Now to cover the “know the terminology” half; observe the under strategy,

  • Learn “CISSP Research Information” by Eric Conrad (Three weeks)
  • You can see among the subject, some are very simple but a few of them are difficult. It’s best to determine your weaknesses and use “Shon Harris- Multi functional CISSP Research Information” to clear up on your ideas. It’s one of the greatest e-books obtainable on the subject of explaining essentially the most difficult of topics. you must learn this e-book cover by cover.
  • After ending every chapter of Eric Conard’s CISSP Research Information, take the examination at the end of EC & SH books and see your rating.
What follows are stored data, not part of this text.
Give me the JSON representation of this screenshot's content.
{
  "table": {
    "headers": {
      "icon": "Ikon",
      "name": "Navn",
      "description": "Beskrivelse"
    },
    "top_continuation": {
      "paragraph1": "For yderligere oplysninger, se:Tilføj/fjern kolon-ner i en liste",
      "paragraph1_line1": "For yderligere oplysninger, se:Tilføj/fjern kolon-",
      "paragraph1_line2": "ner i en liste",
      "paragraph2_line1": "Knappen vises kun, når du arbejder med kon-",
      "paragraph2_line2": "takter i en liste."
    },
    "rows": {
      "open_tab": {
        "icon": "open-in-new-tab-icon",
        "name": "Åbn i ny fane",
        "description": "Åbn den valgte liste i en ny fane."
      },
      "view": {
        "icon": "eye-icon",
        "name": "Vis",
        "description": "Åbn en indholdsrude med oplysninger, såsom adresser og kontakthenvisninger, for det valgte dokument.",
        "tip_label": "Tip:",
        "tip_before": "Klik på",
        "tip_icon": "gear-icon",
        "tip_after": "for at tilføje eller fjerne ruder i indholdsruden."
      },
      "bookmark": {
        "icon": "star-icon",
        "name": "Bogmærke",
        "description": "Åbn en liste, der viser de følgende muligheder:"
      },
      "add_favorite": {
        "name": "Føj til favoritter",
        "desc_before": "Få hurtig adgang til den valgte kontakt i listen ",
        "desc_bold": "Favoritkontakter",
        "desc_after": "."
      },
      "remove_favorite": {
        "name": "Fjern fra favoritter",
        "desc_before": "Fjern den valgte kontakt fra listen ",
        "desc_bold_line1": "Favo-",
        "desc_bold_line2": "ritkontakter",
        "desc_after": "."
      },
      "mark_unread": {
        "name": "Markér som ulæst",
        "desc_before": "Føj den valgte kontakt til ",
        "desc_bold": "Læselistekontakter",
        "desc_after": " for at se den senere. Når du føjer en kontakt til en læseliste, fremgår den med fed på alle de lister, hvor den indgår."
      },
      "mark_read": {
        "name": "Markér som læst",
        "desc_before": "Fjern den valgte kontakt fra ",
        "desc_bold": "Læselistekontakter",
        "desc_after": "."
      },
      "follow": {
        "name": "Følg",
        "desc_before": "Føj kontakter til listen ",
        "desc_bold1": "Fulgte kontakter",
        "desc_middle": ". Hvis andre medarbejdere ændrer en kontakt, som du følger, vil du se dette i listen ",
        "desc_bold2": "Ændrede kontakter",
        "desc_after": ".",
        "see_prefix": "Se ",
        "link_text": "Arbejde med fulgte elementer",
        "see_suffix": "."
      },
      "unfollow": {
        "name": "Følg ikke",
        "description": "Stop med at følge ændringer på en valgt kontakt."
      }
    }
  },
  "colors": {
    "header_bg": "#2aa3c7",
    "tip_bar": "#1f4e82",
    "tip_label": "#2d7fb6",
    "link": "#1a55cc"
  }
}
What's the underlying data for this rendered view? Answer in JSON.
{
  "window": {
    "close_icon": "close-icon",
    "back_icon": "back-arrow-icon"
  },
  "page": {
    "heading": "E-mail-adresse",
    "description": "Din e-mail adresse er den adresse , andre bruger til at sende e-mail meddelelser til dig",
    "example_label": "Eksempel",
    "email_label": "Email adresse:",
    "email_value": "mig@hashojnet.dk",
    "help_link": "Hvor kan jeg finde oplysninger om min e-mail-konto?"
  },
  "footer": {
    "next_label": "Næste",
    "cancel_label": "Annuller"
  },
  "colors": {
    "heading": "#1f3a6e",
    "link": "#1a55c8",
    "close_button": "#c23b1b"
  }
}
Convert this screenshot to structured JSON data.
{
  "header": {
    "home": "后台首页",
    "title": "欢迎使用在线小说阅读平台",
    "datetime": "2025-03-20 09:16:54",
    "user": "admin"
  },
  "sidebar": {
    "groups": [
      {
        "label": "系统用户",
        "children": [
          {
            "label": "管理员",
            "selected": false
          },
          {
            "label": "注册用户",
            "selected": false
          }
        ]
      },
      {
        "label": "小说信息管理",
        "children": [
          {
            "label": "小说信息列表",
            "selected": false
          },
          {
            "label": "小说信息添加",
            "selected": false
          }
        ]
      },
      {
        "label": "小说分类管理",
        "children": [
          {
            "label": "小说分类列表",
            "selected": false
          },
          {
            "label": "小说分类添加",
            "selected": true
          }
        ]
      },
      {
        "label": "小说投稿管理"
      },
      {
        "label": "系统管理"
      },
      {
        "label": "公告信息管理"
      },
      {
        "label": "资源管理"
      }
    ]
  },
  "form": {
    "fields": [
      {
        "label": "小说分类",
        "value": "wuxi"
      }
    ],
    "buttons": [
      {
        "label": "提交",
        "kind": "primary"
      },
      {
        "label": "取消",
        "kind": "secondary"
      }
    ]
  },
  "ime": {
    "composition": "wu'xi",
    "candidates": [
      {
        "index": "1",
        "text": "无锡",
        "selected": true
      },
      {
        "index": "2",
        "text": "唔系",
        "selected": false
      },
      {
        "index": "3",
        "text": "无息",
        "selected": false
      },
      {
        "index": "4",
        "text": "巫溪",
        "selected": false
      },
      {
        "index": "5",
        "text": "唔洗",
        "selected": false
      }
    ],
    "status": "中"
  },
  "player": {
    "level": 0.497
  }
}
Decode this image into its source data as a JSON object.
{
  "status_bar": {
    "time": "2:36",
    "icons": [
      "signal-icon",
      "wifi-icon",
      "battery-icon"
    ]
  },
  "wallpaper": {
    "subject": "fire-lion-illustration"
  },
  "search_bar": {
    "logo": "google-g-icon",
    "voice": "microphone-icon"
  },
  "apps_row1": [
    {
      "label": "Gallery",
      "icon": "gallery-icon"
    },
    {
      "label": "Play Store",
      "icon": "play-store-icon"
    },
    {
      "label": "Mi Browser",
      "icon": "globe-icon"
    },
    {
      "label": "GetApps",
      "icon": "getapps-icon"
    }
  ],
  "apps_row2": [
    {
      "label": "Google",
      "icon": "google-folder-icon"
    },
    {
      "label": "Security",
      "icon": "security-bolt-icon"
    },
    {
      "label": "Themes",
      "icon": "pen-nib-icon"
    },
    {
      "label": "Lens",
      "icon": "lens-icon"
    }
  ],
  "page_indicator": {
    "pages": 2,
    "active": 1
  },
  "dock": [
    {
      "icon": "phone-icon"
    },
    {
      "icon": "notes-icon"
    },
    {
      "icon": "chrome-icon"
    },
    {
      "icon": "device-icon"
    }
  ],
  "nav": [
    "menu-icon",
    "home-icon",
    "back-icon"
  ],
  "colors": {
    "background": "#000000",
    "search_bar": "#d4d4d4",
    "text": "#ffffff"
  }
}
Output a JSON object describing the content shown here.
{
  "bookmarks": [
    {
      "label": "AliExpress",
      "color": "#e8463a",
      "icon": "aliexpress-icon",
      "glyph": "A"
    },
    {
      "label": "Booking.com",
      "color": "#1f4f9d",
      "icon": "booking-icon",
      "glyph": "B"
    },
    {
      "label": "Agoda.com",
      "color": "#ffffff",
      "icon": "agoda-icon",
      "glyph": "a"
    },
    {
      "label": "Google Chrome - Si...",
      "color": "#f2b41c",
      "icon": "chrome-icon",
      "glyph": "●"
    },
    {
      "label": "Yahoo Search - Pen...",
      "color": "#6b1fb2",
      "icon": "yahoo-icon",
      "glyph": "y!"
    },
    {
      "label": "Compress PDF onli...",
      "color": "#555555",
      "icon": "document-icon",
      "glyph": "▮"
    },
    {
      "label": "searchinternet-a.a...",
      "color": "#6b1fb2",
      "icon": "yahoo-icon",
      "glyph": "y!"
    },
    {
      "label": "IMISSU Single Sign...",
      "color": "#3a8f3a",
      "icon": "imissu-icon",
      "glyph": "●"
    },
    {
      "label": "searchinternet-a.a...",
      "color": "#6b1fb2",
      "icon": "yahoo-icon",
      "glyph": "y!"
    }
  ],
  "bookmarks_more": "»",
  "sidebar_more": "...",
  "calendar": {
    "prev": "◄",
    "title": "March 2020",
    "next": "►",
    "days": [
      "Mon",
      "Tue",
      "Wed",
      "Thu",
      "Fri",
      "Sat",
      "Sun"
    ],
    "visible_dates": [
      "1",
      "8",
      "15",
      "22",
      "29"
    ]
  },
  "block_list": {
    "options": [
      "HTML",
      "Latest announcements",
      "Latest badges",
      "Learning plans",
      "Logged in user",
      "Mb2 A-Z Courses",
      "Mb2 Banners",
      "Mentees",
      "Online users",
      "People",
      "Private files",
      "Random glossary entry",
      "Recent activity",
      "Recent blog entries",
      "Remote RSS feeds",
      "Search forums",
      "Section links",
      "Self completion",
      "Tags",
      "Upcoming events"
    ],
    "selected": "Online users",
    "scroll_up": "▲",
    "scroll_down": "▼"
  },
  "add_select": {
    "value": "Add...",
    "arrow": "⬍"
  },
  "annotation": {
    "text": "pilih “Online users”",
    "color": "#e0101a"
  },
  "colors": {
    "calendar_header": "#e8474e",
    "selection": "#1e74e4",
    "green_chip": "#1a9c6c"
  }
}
I’d say in case if you are scoring higher than 70% within the first attempt; you might be in a fairly good position already!
  • Glossary (Three days) •Take a while to undergo the glossary behind the 2 books talked about above.
  • At this stage; it’s best to have a good understanding of the terminologies.
  • Apply for the exam (2 weeks) •Take the CCCure Quiz for CISSP – these exams give you a very realistic view of CISSP. You must be scoring >70% in these exams to stand a chance in the real world exam.
    • https://www.freepracticetests.org/quiz/index.php
  • If you are going via the exams; take a while in between to learn Eleventh Hour CISSP: Research Information by Eric Conard – it’s a really brief e-book which helps you revise the core subjects in a brief span.
  • Ultimate Preparation (2 days) •You could have booked the examination and its your final 2 days. I’ve some brief notes that I used ultimately which summarises the entire course. If you contact me directly, I can share these with you.

Additionally, some material in the final examination isn’t lined up within the books talked about above. These are newest tendencies and applied sciences like Cloud, Cellular codes and so on. I used to be simply in a position to sort out these questions as you could have searching for these topics over the internet, conferences, roadshows & seminars etc. A couple of examples are:

  • What ought to your safety considerations be in case you are an internet hosting provider, is your content material on a Public Cloud?
  • What sort of SLA do you agree on from your Cloud provier?

 

The examination is now supplied by way of VUE so that you can provide it as per your comfort. Earlier it was a paper based examination held solely on couple of occasions in a twelve month period.

 

If you would like to ask any questions or need extra information on the subject, please do contact me directly at [email protected]

 

Hope the above will assist in your preparation. Good Luck!

 

 

How to become a CISSP (Certified Information System Security Professional) – Part One

cissp-part-one

This blog post is written to give you a brief overview of the benefits of CISSP and the best way to achieve the certification. I have been in the Network Security industry for more than 10 years. I started my career as a network field engineer and moved on to an analyst role then NOC, engineering, senior network security specialist to finally network security design/architect. I also acquired network certifications such as CCIE-SP and security based certifications based on Palo Alto and Juniper security devices. All certs were very vendor specific. Working as a network security designer/architect, I feel like I know much about network security but there are many aspects in any organisation where customer need a security layer with some of the domains which I was quite unfamiliar with.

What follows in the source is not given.